The Accountability Record is a public record. That means it should be reachable, reviewable, and willing to correct mistakes when the evidence supports a change.
This page explains how to report a factual error, how correction requests are reviewed, and how readers can see when a public record has been updated, corrected, or marked as disputed.
This platform connects what happens in real cases to the larger systems and data used to measure them.
That same public standard is why the site keeps a visible corrections process and review trail.
This site documents serious failures involving real people, real institutions, and real harm. Because of that, readers should not have to guess how to report an error or how the site handles disputes.
A clear corrections path helps families, advocates, journalists, public agencies, and community members understand how to raise a concern and how the public record may change when new information is verified.
Use this form to report a factual error, outdated outcome, broken source link, privacy concern, or another issue that needs review. Requests are stored in the site's internal review queue. The team receives an email alert, and the requester receives a confirmation email with the reference ID.
The request is checked against the current page, the supporting sources already attached to that page, and any new documents or links that came with the request.

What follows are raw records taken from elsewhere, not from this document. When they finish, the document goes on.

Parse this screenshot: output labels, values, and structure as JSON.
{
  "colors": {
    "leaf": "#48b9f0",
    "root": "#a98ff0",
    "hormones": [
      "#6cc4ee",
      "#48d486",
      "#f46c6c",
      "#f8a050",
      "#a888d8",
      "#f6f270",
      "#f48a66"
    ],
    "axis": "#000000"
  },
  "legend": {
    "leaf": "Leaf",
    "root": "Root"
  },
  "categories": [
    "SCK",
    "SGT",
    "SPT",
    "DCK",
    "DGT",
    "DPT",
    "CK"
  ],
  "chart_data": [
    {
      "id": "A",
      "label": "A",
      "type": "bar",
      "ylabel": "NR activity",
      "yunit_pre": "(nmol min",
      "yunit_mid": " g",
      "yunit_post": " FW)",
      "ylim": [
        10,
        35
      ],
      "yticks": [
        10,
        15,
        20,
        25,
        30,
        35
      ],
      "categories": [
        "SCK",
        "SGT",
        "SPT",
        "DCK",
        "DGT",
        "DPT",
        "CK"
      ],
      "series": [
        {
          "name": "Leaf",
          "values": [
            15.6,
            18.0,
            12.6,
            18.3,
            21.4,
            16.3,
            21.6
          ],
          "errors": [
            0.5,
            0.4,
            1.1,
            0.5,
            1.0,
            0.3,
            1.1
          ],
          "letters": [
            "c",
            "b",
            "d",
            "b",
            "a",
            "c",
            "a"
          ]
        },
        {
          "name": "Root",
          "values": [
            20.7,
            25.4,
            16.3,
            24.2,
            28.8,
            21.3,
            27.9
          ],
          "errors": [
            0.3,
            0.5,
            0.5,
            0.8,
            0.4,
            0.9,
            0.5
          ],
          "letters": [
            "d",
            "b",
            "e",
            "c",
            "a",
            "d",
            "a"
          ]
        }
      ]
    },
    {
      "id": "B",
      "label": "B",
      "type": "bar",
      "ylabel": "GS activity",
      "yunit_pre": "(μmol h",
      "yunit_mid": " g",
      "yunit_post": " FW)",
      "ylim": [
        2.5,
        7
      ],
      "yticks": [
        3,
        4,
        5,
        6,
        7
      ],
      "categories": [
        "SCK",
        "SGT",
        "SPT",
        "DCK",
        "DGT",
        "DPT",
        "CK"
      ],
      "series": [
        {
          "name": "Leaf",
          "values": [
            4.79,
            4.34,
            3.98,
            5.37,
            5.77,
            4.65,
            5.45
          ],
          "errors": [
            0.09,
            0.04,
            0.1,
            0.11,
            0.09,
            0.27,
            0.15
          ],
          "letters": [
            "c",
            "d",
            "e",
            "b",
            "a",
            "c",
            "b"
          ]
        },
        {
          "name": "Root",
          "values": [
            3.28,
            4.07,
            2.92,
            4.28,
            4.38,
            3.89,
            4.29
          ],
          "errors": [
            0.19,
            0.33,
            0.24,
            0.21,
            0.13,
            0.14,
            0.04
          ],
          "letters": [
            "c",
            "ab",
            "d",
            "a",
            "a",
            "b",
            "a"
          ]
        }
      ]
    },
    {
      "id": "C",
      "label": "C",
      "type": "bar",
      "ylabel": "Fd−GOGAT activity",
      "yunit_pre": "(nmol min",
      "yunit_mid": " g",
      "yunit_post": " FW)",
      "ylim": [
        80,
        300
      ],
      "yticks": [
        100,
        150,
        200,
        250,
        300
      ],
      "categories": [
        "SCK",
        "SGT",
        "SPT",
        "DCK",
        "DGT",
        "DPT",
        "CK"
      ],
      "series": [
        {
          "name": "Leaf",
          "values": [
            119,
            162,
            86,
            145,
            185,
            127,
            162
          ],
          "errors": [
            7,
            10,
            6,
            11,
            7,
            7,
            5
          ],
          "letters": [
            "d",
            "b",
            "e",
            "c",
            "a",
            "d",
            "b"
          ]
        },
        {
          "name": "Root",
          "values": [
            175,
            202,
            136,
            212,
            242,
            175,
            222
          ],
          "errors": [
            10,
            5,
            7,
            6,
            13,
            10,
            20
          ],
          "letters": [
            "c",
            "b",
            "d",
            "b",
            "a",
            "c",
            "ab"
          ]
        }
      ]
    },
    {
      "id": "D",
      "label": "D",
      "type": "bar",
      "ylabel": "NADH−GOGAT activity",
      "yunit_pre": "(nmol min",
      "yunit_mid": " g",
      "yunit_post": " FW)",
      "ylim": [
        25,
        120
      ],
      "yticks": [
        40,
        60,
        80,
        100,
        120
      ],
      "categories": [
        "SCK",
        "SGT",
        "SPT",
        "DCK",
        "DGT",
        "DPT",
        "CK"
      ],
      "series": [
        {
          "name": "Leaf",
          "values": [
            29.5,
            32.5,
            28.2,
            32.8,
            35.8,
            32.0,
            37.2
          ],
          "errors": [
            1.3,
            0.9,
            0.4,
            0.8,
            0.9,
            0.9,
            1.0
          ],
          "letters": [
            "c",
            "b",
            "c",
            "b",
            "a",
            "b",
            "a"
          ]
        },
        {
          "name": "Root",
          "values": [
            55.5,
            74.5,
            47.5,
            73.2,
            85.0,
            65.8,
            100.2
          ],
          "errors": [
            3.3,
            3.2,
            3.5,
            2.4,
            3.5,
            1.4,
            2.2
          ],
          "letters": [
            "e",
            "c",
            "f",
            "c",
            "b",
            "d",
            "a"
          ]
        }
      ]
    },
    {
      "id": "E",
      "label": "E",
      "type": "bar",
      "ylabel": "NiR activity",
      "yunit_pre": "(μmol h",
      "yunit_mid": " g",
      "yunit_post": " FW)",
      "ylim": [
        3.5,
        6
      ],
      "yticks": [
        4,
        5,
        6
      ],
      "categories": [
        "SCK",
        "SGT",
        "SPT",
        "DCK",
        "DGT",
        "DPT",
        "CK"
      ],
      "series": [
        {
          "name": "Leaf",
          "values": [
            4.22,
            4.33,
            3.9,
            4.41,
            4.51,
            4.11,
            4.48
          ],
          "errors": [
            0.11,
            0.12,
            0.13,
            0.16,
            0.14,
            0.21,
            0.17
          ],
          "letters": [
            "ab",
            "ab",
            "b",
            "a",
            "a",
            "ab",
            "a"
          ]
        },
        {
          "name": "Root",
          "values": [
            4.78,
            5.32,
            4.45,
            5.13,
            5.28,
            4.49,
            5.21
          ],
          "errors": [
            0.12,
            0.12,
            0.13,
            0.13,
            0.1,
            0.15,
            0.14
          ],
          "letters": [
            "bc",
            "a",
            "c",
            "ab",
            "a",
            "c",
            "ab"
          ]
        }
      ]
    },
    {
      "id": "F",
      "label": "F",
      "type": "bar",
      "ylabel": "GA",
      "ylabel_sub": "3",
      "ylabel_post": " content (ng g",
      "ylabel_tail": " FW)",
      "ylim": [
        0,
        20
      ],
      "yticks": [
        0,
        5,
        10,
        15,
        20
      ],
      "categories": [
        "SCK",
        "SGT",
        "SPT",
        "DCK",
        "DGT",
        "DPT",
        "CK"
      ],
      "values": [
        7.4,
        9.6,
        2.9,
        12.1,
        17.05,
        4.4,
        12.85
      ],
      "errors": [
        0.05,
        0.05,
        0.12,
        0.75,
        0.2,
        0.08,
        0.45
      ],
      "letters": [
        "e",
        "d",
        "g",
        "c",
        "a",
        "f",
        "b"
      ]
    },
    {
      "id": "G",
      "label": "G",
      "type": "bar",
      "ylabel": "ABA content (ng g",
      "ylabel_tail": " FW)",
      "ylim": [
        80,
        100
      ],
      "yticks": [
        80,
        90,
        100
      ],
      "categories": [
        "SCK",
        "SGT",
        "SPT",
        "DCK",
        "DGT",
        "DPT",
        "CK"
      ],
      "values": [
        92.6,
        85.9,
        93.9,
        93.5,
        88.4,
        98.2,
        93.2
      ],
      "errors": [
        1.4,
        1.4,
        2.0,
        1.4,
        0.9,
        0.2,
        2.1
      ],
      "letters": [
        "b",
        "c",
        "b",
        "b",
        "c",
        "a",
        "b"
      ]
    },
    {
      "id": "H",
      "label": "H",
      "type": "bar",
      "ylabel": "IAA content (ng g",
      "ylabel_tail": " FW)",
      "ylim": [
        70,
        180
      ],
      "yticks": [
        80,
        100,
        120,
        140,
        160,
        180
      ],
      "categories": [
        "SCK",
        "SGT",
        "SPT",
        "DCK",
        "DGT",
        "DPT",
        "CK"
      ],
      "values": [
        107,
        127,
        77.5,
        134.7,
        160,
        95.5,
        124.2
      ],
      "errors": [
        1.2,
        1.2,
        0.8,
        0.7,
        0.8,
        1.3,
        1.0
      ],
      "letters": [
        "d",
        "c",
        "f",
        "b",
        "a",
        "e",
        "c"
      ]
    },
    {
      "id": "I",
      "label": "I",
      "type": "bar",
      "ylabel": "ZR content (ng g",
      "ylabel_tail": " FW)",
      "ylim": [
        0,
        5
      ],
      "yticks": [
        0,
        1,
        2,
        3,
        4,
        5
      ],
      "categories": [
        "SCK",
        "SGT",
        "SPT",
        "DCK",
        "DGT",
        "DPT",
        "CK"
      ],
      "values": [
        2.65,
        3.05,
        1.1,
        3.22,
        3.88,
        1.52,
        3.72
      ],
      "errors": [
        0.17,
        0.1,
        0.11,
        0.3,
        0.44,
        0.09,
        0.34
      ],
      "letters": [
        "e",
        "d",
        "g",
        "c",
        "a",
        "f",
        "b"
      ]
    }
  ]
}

If the correction is supported, the page will be updated. If the issue is real but still unresolved, the page may instead be marked as under review or disputed. If the claim is not supported, the page may remain unchanged.
Important changes should not happen silently. Public-facing pages should show when a meaningful correction, outcome update, or dispute note has been added.
The corrections process exists to improve the accuracy and fairness of the public record. It does not mean the site will remove accurate information just because it is uncomfortable, contested, or politically inconvenient.
A request for change should be grounded in evidence, clarity, privacy, or a meaningful update to the record, not only disagreement with the existence of the record itself.
The Accountability Record is built to document, explain, and connect cases to broader patterns. That work only stays useful if the site is also willing to correct mistakes, clarify uncertainty, and show readers how the record changes over time.
This page exists so that the correction path is public, understandable, and part of the site's accountability standard.